Step one is sample preparation. They take the long DNA strand, which starts off as a double-helix, and they strip the two parts of the helix apart – if you imagine that a double-helix shape is like a ladder which has been twisted, They’ve just pulled the two sides of the ladder apart. The legs of the ladder are the bases, there are four different types, and they want to know the order that they’re in. They then break up one side of the split ladder into smaller pieces (called ‘library'), and then add a specific sequence (called an adapter) to the beginning and end of each of these pieces – that way they know where they begin and end. These adapters also have an important role in the next step.
One of the key methods they use to find the sequence of bases in a given piece of DNA is called ‘Illumina Next Generation Sequencing’.
Step two is called Cluster Generation. This is where they make many more copies of each fragment of the library. To do this, they use a ‘lawn’ of adapters (the known sequence we added to the end of each DNA fragments). The adapter they’ve put on one end of each DNA fragment will grab onto one of the adapters on our lawn. So the library is now anchored to the lawn at one end, and sticking up into the air. The DNA fragment will then bend down and attach the adapter on its ‘head’ onto a different nearby adapter on the lawn – making a bridge.

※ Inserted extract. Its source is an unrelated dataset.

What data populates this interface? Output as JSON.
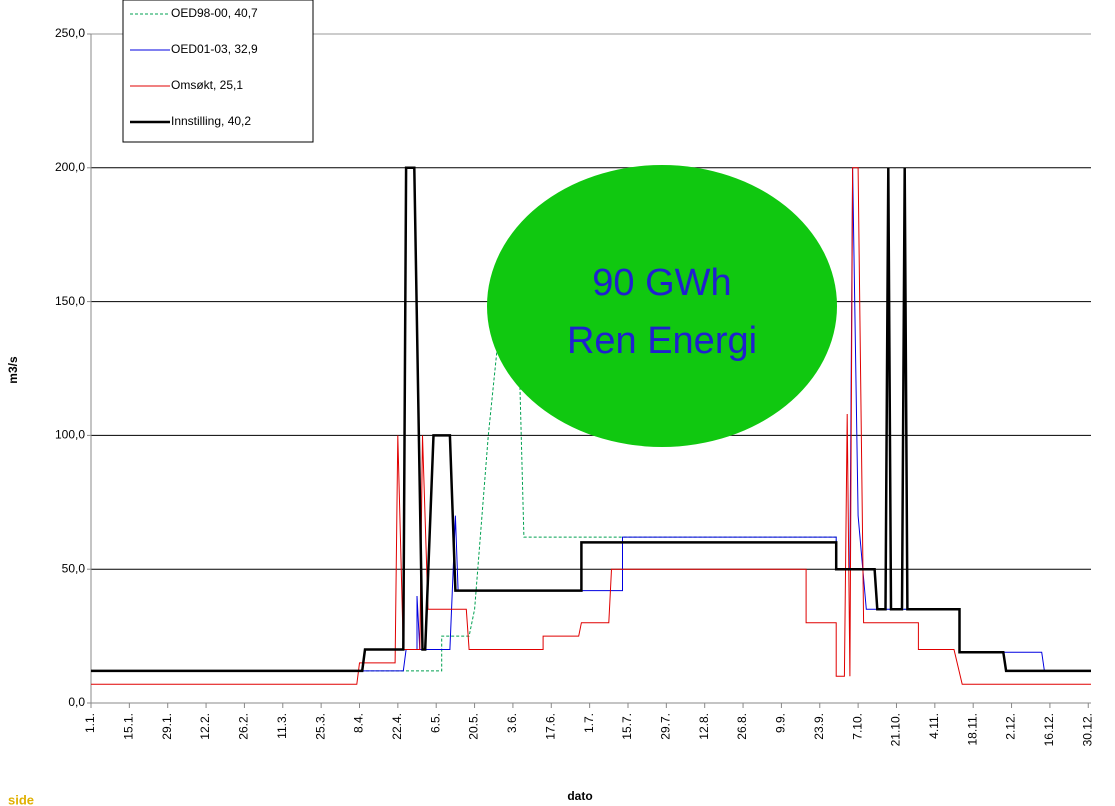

Remember, these bridges are only half of the DNA strand – one side of the ladder shape – so what happens now is that they rebuild the other half. They can do this without knowing the sequence, because the bases are complimentary – the four different types of bases (or ladder steps, in terms of the shape) always pair up. They’ve given these four bases letters, to make it easier to talk about them – so an ‘A’ base always pairs with a ‘T’, and a ‘C’ base always pairs with a ‘G’.
So they now have a double-stranded DNA fragment, bent over like a bridge. They pull apart these strands from each other so that each single-strand can ‘stand up’, and they now have two copies of the DNA fragment sequence when they just started with one. This process happens again and again, millions of times, until they have clusters of copies of the same DNA fragment. They get rid of any that aren’t the ‘right way up’, so they’re left with identical single-strands all standing up in the same area.
The tiny bridge-like structures are replicated, using an enzyme, to create clusters which, together, have a stronger fluorescent signal making them easier to photograph.
Step three is the sequencing. They flood the area with lots of the four types of bases – A, T, G, and C. But these have been modified so that when they pair up with bases on our short-read they’ll give off a flash of light. So the clusters of single-stranded DNA fragments, that they finished the last step with, get their complimentary bases reattached from top to bottom to turn them back into double-strands – and if it’s an A base attaching onto a T, it gives off a flash of blue; T bases attaching to A bases give off red; G onto C give off green; and C onto G give off yellow. This is all done to every copy of every DNA fragment forming a cluster at the same time so we need to use a high-powered camera, attached to a high-powered computer, to watch this and take note of the order of the colours. This tells them what the order of the bases are in each of these clusters. This process is then repeated, with the single-strands the other way up, to make sure there weren’t any mistakes.
Telling apart somatic and hereditary mutations is really important step in the prevention and treatment of all diseases… and not just in humans.
The final step is the data analysis. They know the sequence of the bases for lots of small sections, their short sections, but no real idea what order they should be in. So, they need a clue to start them off – this is when they’ll typically compare the short-reads DNA fragment to a reference genome sequence. For example, let’s say they’re looking to see if there are mutations in a particular gene and we already have a sequence for a ‘correct’ version of the gene, which they’re fairly sure has no glitches in it that could cause any diseases. They now see if we can build a ‘correct’ version of the gene with the pieces we have just sequenced, or if there seem to be some differences.
They also compare these small segments to each other – remember, there’s lots of copies of each of these small sections – but they’re not all the same size. This means that there are overlaps between different short-reads. By lining up the overlap between one short read and another, they can build a picture of the whole sequence and this can help us see where the differences are between their reference sequence and their sample.
The team has used this technology to investigate how cancer appears in our bodies, how malaria is carried by mosquitoes, how diabetes works, and even how people throughout history moved from place to place– and that’s just the groups in our building! They’ve also helped other researchers by sequencing strawberries, penguins, stick insects, and viruses!
The technology they use to sequence DNA is constantly evolving and improving, and they’re excited to see what the future will bring.